Бесценного Вересаева он легко отдал мне, кажется, за тридцатку, то есть за полную ерунду в сравнении с тем, сколько можно было бы за него получить «в супере и в коробке». Культура как предмет любого материального собирательства для Левы вообще не существовала. То есть и он, скажем, обожал старую русскую гравюру, особенно петербургскую, но ему вполне достаточно было просто подержать ее в руках.
Итак, будучи какое-то время профессиональным книжным фарцовщиком, к сожалению фарцовщиком выпивающим, параллельно он то и дело погружался во вторую свою драматическую не то пучину, не то трясину. С детства Лева был влюбчив. Однако любые материальные оболочки любви ничего, кроме новых проблем, в Левину жизнь не привносили. Ну, взять хотя бы обыкновенные женихання или там, к примеру, браки. Ну какой, на самом деле, разумный интерес к нему как к потенциальному «спутнику жизни» мог быть проявлен со стороны прекрасного пола, не совсем выжившего из ума? Он, собственно, кто? Да никто. Конь в пальто. Бывший сторож Военно-морского музея.
Это было еще одной, по-настоящему трагической стороной Левиной жизни. Пьянство и влюбчивость вполне безжалостным катком прокатились по его и без того совсем непростой судьбе.
В результате цепи своих нелепых, частью обидных женитьб, брачных объединений и последующих разъединений жилплощади Лева оказался отовсюду выброшенным, обитал в каком-то углу, откуда соседи постоянно требовали «выбросить» его. Вещей у Левы не было никаких, ходил он по преимуществу в моих обносках — они ему подходили по росту.
— Лева! Едрена-матрена! Пойдем купим тебе одежды!
— Зачем? Вот смотри, это у тебя очень хорошая курточка. Ты ее не часто носишь? Правда, совсем не носишь? Ё-ка-лэ-мэ-нэ! Какой кайф! Я же в ней просто как джентльмен. Посмотри! А свитер? И свитер не носишь? Посмотри, мне идет? Ё-ка-лэ-мэ-нэ! Какой кайф! В шашечку. Это именно то, о чем я всю жизнь мечтал…
Соседи его выкидывали именно как «антиобщественного элемента». Когда он заболевал, вызывали милицию и кричали, что дальше терпеть его невозможно, он «ходит под себя, всё провоняло»…
В конце жизни Лева потерял все материальное, хоть как-то связывавшее его с материальной жизнью. В этом смысле к этому времени терять ему было уже практически нечего. Когда он заболел уже совсем страшно, не будучи в силах даже встать, у него даже не было кровати.
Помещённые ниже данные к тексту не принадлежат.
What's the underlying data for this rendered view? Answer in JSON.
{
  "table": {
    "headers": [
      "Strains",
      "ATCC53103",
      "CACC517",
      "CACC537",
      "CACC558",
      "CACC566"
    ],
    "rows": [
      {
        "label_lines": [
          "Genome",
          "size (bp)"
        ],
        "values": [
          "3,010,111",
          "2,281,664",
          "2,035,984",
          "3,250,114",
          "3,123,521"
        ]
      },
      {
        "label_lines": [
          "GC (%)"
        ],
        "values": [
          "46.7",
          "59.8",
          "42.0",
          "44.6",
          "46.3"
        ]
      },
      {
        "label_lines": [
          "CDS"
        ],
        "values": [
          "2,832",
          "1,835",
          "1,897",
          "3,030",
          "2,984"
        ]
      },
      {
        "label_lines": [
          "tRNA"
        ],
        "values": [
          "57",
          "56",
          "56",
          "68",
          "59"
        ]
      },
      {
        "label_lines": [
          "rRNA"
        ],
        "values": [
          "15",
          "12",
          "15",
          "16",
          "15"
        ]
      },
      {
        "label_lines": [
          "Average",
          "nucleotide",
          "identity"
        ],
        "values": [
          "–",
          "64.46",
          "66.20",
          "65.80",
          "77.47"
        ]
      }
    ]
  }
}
Умирал он на составленных стульях, поверх которых были постелены какие-то тряпки. В совершенно пустой холодной комнате. Это была опять, как в самом начале его жизни, вроде как добровольная блокада. Когда мне обо всем этом рассказали, я тут же бросился звонить в Ленинград Леве Додину:
— Пожалуйста, найди время и немедленно сделай все что возможно. Подними все свои связи, помоги хотя бы устроить его в приличную больницу.
Через короткое время Додин отзвонил мне в Москву.
— Знаешь, а сделать уже ничего невозможно. Он сам ничего не хочет. Ему, понимаешь, совсем ничего не нужно.
Он умирал в одиночестве. Как могли, в последние дни помогали ему его товарищи — по стихам, по пьянке, по фарцовке. Лева умирал от болезни, но сознательно. Главной и последней его «общественной задачей» стало перестать существовать физиологически.